Publié par : Dr. Nicolas Evrard (30. juin 2014)

Traitements de l'usure des tendons
Lors d'usures des tendons, allez consulter votre médecin. À l'examen clinique, les mouvements particuliers qui vous feront souffrir lors de la consultation, lui permettront d'établir un diagnostic. Une échographie de l'épaule peut être très utile.

Les traitements conservateurs proposés ici vont être dans un premier temps des médicaments anti-inflammatoires, et surtout de la rééducation. Il faut apprendre à lever l'épaule en bloquant l'humérus vers le bas. Une ou deux infiltrations peuvent également vous soulager quelques temps, mais cela ne permet que de passer un cap aigu.

Pour le traitement chirurgical, il va s'agir d'une petite intervention réalisée sous arthroscopie (minuscules cicatrices), sous anesthésie générale. Le but de l'intervention est d'enlever le bec osseux et le tendon entre l'acromion et la clavicule, cause de l'irritation et de l'usure.
Dans ce cas, vous restez hospitalisé deux jours. Ensuite, pas besoin d'attelle, vous pouvez reprendre vos activités normalement. Des séances de kinésithérapie sont souvent nécessaires. Allongé, on lève le bras.

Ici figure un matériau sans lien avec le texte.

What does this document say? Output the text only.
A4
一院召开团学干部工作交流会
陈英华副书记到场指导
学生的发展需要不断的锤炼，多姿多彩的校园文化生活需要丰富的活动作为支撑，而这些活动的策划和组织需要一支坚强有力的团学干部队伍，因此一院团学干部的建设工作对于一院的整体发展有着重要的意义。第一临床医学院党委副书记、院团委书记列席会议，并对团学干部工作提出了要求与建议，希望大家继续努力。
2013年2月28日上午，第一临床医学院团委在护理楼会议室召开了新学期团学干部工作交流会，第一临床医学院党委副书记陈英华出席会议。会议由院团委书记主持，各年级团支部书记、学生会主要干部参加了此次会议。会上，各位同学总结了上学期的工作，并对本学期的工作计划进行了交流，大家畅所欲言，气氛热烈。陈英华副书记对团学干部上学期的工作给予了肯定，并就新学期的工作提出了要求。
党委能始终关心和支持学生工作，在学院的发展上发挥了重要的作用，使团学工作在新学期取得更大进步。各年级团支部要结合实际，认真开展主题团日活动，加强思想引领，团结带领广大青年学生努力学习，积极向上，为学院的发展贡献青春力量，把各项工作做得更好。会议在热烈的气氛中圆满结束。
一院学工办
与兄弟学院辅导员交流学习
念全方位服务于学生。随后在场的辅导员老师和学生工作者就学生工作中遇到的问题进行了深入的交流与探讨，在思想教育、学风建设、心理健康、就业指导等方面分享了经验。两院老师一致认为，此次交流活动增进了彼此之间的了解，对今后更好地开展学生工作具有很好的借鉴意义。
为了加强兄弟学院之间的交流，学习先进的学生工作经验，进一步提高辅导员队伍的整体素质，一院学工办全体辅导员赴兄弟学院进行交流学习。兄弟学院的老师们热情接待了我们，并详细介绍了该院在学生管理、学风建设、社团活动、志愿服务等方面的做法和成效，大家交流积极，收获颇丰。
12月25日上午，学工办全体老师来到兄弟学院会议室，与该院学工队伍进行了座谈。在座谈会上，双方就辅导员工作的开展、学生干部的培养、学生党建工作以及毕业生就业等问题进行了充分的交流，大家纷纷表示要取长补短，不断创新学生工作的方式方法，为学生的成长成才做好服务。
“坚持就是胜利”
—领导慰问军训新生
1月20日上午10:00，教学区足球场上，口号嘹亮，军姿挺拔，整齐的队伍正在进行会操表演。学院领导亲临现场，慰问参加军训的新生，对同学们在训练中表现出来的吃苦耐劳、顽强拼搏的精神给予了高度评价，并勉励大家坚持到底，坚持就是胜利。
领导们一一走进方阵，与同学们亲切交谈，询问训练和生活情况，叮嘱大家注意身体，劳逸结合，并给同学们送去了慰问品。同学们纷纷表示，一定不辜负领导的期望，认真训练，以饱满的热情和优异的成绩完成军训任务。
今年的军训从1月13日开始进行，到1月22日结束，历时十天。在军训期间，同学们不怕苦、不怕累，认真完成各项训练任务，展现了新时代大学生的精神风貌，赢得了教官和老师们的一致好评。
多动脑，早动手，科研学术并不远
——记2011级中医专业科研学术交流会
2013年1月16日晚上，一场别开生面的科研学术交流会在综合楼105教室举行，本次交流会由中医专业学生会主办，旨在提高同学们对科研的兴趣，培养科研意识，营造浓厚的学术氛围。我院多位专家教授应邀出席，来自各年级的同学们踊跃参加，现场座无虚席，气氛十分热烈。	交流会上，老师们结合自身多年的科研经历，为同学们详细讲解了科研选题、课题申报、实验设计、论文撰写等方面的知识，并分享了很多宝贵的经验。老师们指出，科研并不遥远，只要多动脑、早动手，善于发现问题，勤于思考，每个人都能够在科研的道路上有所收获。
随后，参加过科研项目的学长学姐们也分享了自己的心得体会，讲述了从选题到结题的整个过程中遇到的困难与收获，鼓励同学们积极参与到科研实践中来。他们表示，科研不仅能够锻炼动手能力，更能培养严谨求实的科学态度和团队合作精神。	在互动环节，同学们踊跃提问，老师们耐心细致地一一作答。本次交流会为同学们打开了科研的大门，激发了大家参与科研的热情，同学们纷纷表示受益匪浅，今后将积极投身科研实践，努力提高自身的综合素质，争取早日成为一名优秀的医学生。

Pour le sport, il faudra attendre qu'il n'y ait plus du tout de douleur. La douleur disparaît dans les six mois qui suivent l'intervention.

Traitements d'une rupture d'un tendon
Lors d'une rupture d'un tendon, allez consulter votre médecin. Avant tout examen complémentaire, il va vous faire un examen clinique pour établir un diagnostic. Cet examen va mettre en évidence la douleur à certains mouvements, ou la diminution de la force de votre épaule. Il demandera peut-être des examens complémentaires.

Une simple radiographie et une échographie suffisent généralement à établir le diagnostic.
Si le médecin juge une intervention chirurgicale nécessaire, c'est l'arthro-scanner qui permettra d'évaluer la taille de la rupture (on injecte un produit dans l'articulation pour voir l'état des tendons, et on fait un scanner ensuite). Le traitement choisi sera fonction de l'importance de la rupture.
Pour le traitement d'une rupture d'un tendon, tout dépend de votre âge, de l'importance de la gêne occasionnée, et de l'importance de la rupture. En fonction de ces critères, votre praticien vous conseillera un traitement conservateur ou un traitement chirurgical.

Lorsque l'on parle ici de traitement conservateur, on se réfère à la kinésithérapeute.
En effet, elle va apprendre à votre articulation à compenser la zone déficiente par le renforcement d'autres muscles. Ce traitement est utile dans tous les cas, quelle que soit la lésion, la cause, et votre âge. Bouger et activer ce qui reste de muscle est très important : le mouvement sous contrôle d'un kinésithérapeute n'est jamais mauvais. Les massages sont par contre sans intérêt.
On peut également vous proposer un traitement symptomatique de la douleur : des anti-inflammatoires, ou une ou deux infiltrations, mais pas plus. Le traitement conservateur est privilégié, si la gêne est peu importante, si vous êtes âgé ou, tout simplement, si la rupture n'est pas réparable.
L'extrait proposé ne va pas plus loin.